È quanto emerge dall’Indice Globale della Fame 2025 (Global Hunger Index – Ghi), tra i principali rapporti internazionali sulla misurazione della fame nel mondo, curato da Cesvi per l’edizione italiana e redatto da Welthungerhilfe (Whh), Concern Worldwide e Institute for International Law of Peace and Armed Conflict (Ifhv). Gaza è l’esempio più drammatico: in due anni, documentati 461 decessi legati alla malnutrizione, con oltre 270 solo nel 2025, di cui 157 bambini. Oltre 320.000 minori sotto i 5 anni sono a rischio di malnutrizione acuta. E almeno 20.000 persone sono morte o rimaste ferite nel tentativo di procurarsi cibo o accedere agli aiuti umanitari. Il rapporto denuncia che in 7 Paesi la fame ha raggiunto livelli “allarmanti”, e in altri 35 è considerata “grave”. Dal 2016 a oggi i progressi globali nella lotta alla fame sono stati minimi. “Con i ritmi attuali, l’obiettivo ‘fame zero’ sarà raggiunto solo nel 2137”, avverte Gigi Riva, editorialista di Domani e scrittore, nella prefazione. A Gaza si registra una vera e propria carestia (Fase 5 Ipc). Circa 641.000 persone sono attese in condizioni di catastrofe e 1,14 milioni in emergenza (Fase 4). I prezzi alimentari sono aumentati del 3.400%, la produzione agricola è quasi azzerata e oltre il 98% dei terreni coltivabili è inaccessibile. Cesvi, attiva nei Territori Palestinesi dal 1994, ha continuato le operazioni anche durante il conflitto, garantendo acqua potabile, igiene e sostegno nutrizionale a migliaia di sfollati. “Senza accesso umanitario immediato e continuativo – dichiara il direttore generale di Cesvi, Stefano Piziali – il rischio è lasciare una popolazione stremata a un destino segnato. Serve un impegno globale per una pace sostenibile e la ricostruzione”.

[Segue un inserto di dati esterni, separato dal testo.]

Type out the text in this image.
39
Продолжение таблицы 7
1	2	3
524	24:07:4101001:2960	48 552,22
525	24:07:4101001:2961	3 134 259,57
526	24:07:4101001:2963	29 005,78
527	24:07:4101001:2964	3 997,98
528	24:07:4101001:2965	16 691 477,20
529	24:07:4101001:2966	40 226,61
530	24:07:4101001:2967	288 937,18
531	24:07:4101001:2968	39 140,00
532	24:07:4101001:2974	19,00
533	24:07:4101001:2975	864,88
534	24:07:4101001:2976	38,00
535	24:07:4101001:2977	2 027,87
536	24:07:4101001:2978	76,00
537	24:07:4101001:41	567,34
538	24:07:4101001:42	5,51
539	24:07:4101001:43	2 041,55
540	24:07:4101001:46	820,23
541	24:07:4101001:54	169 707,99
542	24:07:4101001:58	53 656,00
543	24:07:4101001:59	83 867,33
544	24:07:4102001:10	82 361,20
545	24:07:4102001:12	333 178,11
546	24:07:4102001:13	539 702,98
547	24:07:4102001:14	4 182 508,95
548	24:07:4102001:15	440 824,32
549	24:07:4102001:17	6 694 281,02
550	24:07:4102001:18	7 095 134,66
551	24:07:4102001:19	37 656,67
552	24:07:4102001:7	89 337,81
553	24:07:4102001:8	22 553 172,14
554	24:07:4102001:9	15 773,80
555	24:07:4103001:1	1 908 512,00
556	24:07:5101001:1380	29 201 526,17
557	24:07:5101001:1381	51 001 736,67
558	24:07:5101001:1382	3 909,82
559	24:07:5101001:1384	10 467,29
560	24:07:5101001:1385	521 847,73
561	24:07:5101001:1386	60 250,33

Il rapporto denuncia infine una tendenza globale: quasi il 50% dei casi di fame acuta nel 2024 è stato causato da conflitti, spesso aggravati dalla distruzione intenzionale di infrastrutture e dall’uso della fame come strategia bellica. In Somalia, Sudan, Yemen, Haiti e Madagascar la situazione è drammatica. Cesvi lancia un appello urgente: “garantire il diritto al cibo come diritto umano e mettere fine all’impunità per chi trasforma la fame in arma”.
Gaza – (foto: Cesvi)
La regione dell’Africa a sud del Sahara detiene ancora il primato mondiale di mortalità infantile sotto i 5 anni: in Chad, Niger, Nigeria e Somalia il livello resta estremamente allarmante. Il Sudan e il Sud Sudan il conflitto in corso dal 2023 ha frammentato i sistemi alimentari, ostacolato la distribuzione degli aiuti e provocato lo sfollamento di milioni di persone. A metà del 2024 è stata confermata la carestia in alcune aree del Darfur, con circa 760.000 persone in condizioni di insicurezza alimentare a livello catastrofe (Fase 5 Ipc). In Asia meridionale la denutrizione colpisce ancora quasi 1 persona su 8, ed è in questa regione che si trova quasi il 40% della popolazione denutrita a livello globale. I livelli di denutrizione sono in aumento rispetto al 2016 e Afghanistan, Pakistan e Sri Lanka registrano livelli di fame in aumento. In Asia Occidentale e in Nord Africa la violenza armata in Paesi come Siria, Yemen, Territori Palestinesi occupati ha gravemente colpito la produzione agricola e i sistemi alimentari, provocando milioni di sfollati e riducendo le possibilità di accesso al cibo.
Nella regione dell’Asia orientale e Sud Est Asiatico, tra i Paesi che affrontano le difficoltà peggiori vi è il Myanmar, con un punteggio pari a 15,3 (fame moderata).
L’escalation di violenza e il terremoto del marzo 2025 ha provocato circa 3 milioni di sfollati messo oltre 14 milioni di persone, pari al 25% della popolazione, in condizioni di insicurezza alimentare critiche .
Accanto a queste emergenze, dal 2016 alcuni Paesi hanno registrato progressi significativi. Bangladesh, Nepal, Togo, India, Etiopia, Angola e Sierra Leone.